LOTP: Hey I know you. You are the that guy with longest name at the Commencement!
And I was left standing speechless till she broke my reverie to tell me that my tapes were renewed for another week.

(* Anytime I speak to some local over the phone he/she always adresses me as Maam or Madam, never a Sir! Wonder why this happens considering that a lot of people tell me that I must have swallowed a speaker while i was a toddler!)

Monday, July 05, 2004

Celebrate or sneer?

A celebration in this blog might be in order, but the significance of the event pales in comparison to what the date signifies to people living in relative geographical proximity to me. Even the significance of the number pales in when compared to it's counterparts in Gavaskar's life after the 7th of March, 1987 or even in Sachin Tendulkar's (and every cricket crazy Indian's)life sometime next year (hopefully). I know I am not making much sense, but when has this blog made any sense?

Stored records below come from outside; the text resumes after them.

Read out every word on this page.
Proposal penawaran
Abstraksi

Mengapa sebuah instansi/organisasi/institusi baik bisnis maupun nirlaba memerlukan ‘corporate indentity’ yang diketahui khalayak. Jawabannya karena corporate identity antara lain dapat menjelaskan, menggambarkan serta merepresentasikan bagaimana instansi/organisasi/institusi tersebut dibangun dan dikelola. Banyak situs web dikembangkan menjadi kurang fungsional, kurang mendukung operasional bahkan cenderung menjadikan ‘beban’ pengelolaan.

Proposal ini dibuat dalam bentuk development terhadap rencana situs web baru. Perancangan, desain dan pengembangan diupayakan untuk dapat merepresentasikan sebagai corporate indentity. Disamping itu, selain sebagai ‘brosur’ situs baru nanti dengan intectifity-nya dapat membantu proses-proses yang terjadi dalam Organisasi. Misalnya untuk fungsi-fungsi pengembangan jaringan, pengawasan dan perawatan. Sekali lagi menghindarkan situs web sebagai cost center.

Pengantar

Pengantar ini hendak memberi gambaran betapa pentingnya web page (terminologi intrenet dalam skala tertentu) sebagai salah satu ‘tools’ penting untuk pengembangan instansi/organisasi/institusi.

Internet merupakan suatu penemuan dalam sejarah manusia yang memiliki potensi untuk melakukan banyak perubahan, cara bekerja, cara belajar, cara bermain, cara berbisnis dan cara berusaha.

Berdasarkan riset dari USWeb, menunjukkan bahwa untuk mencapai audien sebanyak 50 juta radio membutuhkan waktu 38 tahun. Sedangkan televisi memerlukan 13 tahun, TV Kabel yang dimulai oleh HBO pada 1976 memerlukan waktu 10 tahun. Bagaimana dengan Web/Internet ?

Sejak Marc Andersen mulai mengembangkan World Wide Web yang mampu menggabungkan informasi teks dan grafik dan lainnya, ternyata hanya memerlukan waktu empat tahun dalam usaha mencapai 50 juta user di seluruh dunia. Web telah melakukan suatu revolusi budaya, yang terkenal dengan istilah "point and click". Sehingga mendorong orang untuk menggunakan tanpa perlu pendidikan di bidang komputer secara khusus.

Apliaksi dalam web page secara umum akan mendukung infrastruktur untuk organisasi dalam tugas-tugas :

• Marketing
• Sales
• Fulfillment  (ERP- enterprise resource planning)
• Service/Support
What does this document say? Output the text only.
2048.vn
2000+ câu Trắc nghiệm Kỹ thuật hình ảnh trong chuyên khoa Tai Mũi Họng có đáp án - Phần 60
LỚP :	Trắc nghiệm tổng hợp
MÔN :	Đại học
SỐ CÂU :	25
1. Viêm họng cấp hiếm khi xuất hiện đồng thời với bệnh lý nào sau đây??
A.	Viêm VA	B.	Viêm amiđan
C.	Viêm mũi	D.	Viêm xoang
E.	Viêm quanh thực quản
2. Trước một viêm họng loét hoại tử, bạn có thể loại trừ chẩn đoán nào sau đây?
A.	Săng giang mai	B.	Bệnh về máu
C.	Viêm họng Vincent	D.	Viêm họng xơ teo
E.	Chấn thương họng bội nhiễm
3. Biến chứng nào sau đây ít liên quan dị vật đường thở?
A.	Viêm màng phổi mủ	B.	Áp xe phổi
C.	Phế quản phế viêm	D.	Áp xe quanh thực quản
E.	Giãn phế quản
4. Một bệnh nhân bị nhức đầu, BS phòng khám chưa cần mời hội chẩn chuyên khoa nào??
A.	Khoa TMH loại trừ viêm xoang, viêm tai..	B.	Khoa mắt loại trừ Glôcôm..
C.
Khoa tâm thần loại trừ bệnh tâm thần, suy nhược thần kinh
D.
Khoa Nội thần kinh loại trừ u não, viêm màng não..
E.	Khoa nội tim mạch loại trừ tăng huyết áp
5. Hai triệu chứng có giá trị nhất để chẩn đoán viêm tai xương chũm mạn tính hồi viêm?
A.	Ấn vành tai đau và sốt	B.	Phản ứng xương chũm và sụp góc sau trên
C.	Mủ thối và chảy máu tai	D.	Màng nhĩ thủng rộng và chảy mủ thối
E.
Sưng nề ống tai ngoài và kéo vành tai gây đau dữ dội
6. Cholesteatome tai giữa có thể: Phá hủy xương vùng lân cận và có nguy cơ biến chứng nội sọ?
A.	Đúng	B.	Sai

But it does satisfy me to great levels that a small fraction of people do hold some of my ramblings in good stead that
they come back for more and hey, this blog did reach 10,000 hits yesterday. You are all blind and I am the one eyed king of your land. And I thank you for your confidence in me and my governance. But, wait... Do I hear whispering? Hmmm...I am gonna have to look for my executioners to behead all you plotters and would be usurpers of my throne! Hey...Yaar Angey!